The CPI blog was launched in 2012, and I took over the editorship in Feb 2013. The readership in 2012 was 30K for the year, but after I took it over it increased to 100K and now it is about 150K per year. I also expanded the range of topics covered and reached out to external contributors across all continents. In the past year we had about 350 different contributors–mainly scholars, and located across the world.
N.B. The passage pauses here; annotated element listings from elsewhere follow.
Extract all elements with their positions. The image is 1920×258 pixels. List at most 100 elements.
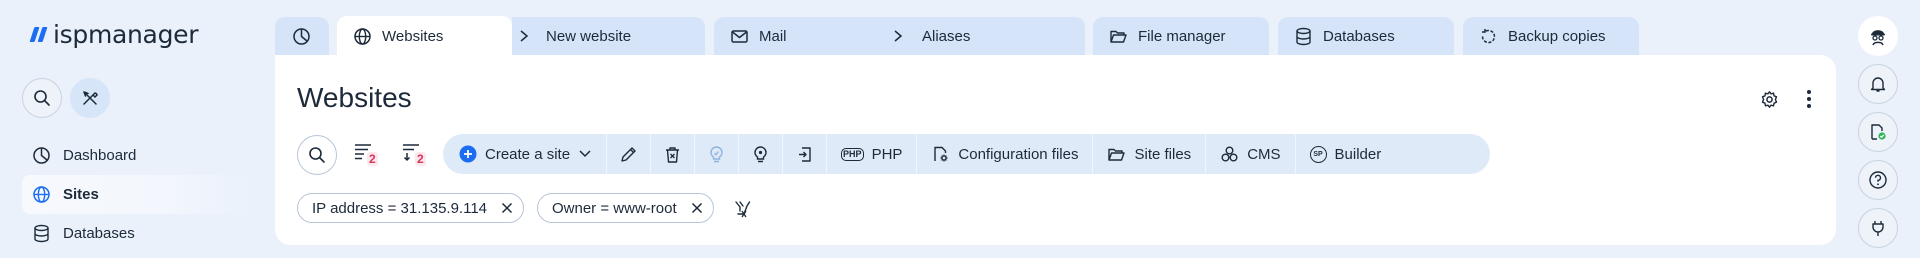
enable-button[interactable] [695,134,740,174]
filter-chip-ip[interactable]: IP address = 31.135.9.114 [297,193,524,223]
table-search-button[interactable] [297,135,337,175]
disable-button[interactable] [739,134,784,174]
tab-file-manager[interactable]: File manager [1093,17,1269,55]
builder-button[interactable]: SP Builder [1296,134,1396,174]
page-title: Websites [297,82,412,113]
sidebar-item-dashboard[interactable]: Dashboard [22,136,252,175]
filter-chip-owner[interactable]: Owner = www-root [537,193,714,223]
globe-icon [32,185,51,204]
backup-icon [1479,27,1498,46]
tab-label: Backup copies [1508,27,1606,45]
bell-icon [1869,75,1887,93]
tools-icon [81,89,99,107]
notifications-button[interactable] [1858,64,1898,104]
database-icon [1294,27,1313,46]
actions-toolbar: Create a site PHP PHP Configuration file… [443,134,1490,174]
more-options-button[interactable] [1795,85,1823,113]
trash-icon [663,145,682,164]
help-icon [1868,170,1888,190]
tab-aliases[interactable]: Aliases [892,28,970,45]
lightbulb-off-icon [751,145,770,164]
filter-chip-label: IP address = 31.135.9.114 [312,199,487,217]
license-button[interactable] [1858,112,1898,152]
close-icon[interactable] [501,202,513,214]
create-site-button[interactable]: Create a site [443,134,608,174]
site-files-button[interactable]: Site files [1093,134,1207,174]
tab-label: Aliases [922,27,971,45]
tab-label: New website [546,27,632,45]
edit-button[interactable] [607,134,652,174]
configuration-files-label: Configuration files [958,145,1079,163]
folder-icon [1107,145,1126,164]
globe-icon [353,27,372,46]
logo-mark-icon [29,27,48,42]
license-icon [1868,122,1888,142]
tab-label: File manager [1138,27,1226,45]
cms-label: CMS [1247,145,1281,163]
tab-dashboard[interactable] [275,17,329,55]
tab-label: Databases [1323,27,1395,45]
builder-label: Builder [1334,145,1382,163]
tab-label: Websites [382,27,444,45]
help-button[interactable] [1858,160,1898,200]
filter-clear-icon [733,199,753,219]
pencil-icon [619,145,638,164]
filter-chip-label: Owner = www-root [552,199,677,217]
sidebar-item-databases[interactable]: Databases [22,214,252,253]
user-avatar-icon [1867,25,1889,47]
dashboard-icon [32,146,51,165]
cms-icon [1220,145,1239,164]
php-icon: PHP [841,147,864,161]
tab-mail[interactable]: Mail Aliases [714,17,1085,55]
sidebar-tools-button[interactable] [70,78,110,118]
configuration-files-button[interactable]: Configuration files [917,134,1094,174]
sidebar-item-label: Sites [63,186,99,203]
chevron-down-icon [578,149,592,159]
database-icon [32,224,51,243]
user-menu-button[interactable] [1858,16,1898,56]
sort-button[interactable]: 2 [401,142,433,168]
tab-websites[interactable]: Websites [337,16,512,56]
tab-new-website[interactable]: New website [512,17,705,55]
settings-button[interactable] [1755,85,1783,113]
filter-count-badge: 2 [367,152,378,166]
site-files-label: Site files [1134,145,1192,163]
mail-icon [730,27,749,46]
cms-button[interactable]: CMS [1206,134,1296,174]
open-door-icon [795,145,814,164]
sidebar-item-sites[interactable]: Sites [22,175,252,214]
create-site-label: Create a site [485,145,571,163]
tab-label: Mail [759,27,787,45]
close-icon[interactable] [691,202,703,214]
clear-filters-button[interactable] [731,198,755,220]
search-icon [308,146,326,164]
php-button[interactable]: PHP PHP [827,134,918,174]
gear-icon [1760,90,1779,109]
app-logo[interactable]: ispmanager [29,20,199,49]
chevron-right-icon [892,29,904,43]
tab-backup-copies[interactable]: Backup copies [1463,17,1639,55]
open-site-button[interactable] [783,134,828,174]
dashboard-icon [292,27,311,46]
folder-icon [1109,27,1128,46]
tab-databases[interactable]: Databases [1278,17,1454,55]
more-vertical-icon [1806,89,1812,109]
sidebar-item-label: Databases [63,225,135,242]
chevron-right-icon [518,29,530,43]
builder-icon: SP [1309,145,1327,163]
sidebar-search-button[interactable] [22,78,62,118]
sidebar-nav: Dashboard Sites Databases [22,136,252,253]
php-label: PHP [871,145,903,163]
config-file-icon [931,145,950,164]
search-icon [33,89,51,107]
sidebar-item-label: Dashboard [63,147,137,164]
plug-icon [1869,219,1887,237]
plus-circle-icon [459,145,477,163]
plugins-button[interactable] [1858,208,1898,248]
delete-button[interactable] [651,134,696,174]
sort-count-badge: 2 [415,152,426,166]
brand-name: ispmanager [53,20,199,49]
main-panel: Websites 2 2 Create a site PHP PHP Confi… [275,55,1836,245]
lightbulb-icon [707,145,726,164]
filter-button[interactable]: 2 [353,142,385,168]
In the past year we have published special issues of the blog around the following themes:

  • Food (historical perspective, health, food safety, obesity in China…)
  • Languages in China (bilingualism and English schools in China)
  • Fashion (textile industry, emerging Chinese brands…)
  • Christianity in China
  • Chinese journalism
  • China and Italy
  • Climate Change
  • Confucianism and politics
  • China and the Middle East
  • Chinese art market
  • China and North Korea
  • Enduring themes of Chinese propaganda
  • How technology is changing China and its engagement with the world
  • Perspectives on Chinese education
  • Urbanisation
  • Xi’s visit to the UK
  • Tourism
  • Legal System
  • Xinjiang and Tibet
  • China and Russia
  • Soft Power
  • e-commerce
  • China Africa Summit
  • Energy policy
  • Gender issue
  • Internal migration
  • Xi & USA
  • CCP & KMT
  • WWII in Asia
  • LBGT and HIV/AIDS
  • News media
  • Anti-corruption Campaign
  • The Internet
  • Taiwan’s elections

The blog is part of my overall social media operation–I run the CPI Twitter and FaceBook feeds, and incorporate it into my own Twitter feed. It is part of my own “personal brand building” through my work with the media and growing my digital footprint. Some of these themes are developed in my papers on China scholars and the media & China scholars and Twitter.

Question 2: What do you plan to do in Finland/Helsinki?
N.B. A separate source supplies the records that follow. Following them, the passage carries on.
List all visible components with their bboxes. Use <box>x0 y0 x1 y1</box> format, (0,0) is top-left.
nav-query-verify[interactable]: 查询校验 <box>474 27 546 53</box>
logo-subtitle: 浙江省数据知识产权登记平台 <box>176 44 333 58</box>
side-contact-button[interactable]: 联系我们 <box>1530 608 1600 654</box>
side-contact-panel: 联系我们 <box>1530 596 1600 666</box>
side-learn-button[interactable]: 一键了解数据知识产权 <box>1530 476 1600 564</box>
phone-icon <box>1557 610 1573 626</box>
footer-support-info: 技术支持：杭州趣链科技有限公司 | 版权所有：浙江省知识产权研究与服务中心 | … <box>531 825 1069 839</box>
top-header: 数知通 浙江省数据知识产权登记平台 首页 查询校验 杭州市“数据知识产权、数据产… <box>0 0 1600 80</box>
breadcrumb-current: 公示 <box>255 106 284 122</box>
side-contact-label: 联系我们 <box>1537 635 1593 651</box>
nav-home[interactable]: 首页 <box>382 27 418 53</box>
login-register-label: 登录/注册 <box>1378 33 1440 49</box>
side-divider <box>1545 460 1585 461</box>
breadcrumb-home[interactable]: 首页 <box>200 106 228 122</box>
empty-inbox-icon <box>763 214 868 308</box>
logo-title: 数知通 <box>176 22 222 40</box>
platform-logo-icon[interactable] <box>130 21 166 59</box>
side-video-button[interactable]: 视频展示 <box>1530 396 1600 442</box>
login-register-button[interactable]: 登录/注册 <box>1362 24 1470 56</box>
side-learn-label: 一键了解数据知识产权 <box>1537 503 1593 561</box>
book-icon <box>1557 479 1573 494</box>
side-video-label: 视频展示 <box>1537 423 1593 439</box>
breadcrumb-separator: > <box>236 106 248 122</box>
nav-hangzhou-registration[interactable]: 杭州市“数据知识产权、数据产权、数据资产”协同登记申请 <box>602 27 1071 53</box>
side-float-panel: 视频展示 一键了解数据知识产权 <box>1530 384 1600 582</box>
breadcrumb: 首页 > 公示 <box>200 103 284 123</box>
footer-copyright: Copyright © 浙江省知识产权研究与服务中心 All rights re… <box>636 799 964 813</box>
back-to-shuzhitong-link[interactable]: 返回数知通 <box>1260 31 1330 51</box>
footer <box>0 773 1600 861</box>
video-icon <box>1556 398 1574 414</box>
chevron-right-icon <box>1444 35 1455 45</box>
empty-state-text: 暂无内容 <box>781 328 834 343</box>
In my guest lecture I want to approach external engagement in the China field from three angles:

1) by establishing the need for China experts to engage outside the academy by looking at biases in western media coverage;

2) by establishing a rationale for individuals to use the media and a digital profile to build recognition for their research and a personal brand; and

3) to look at how individuals and China related institutions can use external engagement in practical way to increase their visibility and impact inside and outside the field of China Studies.

Besides this lecture, I am happy to talk with students or other audiences about my two current research projects, on Taiwanese politics and Chinese celebrity.

I am also looking forward to interacting with Finnish academic colleagues and establishing links with China scholars in the country–which I have not had the pleasure of visiting before.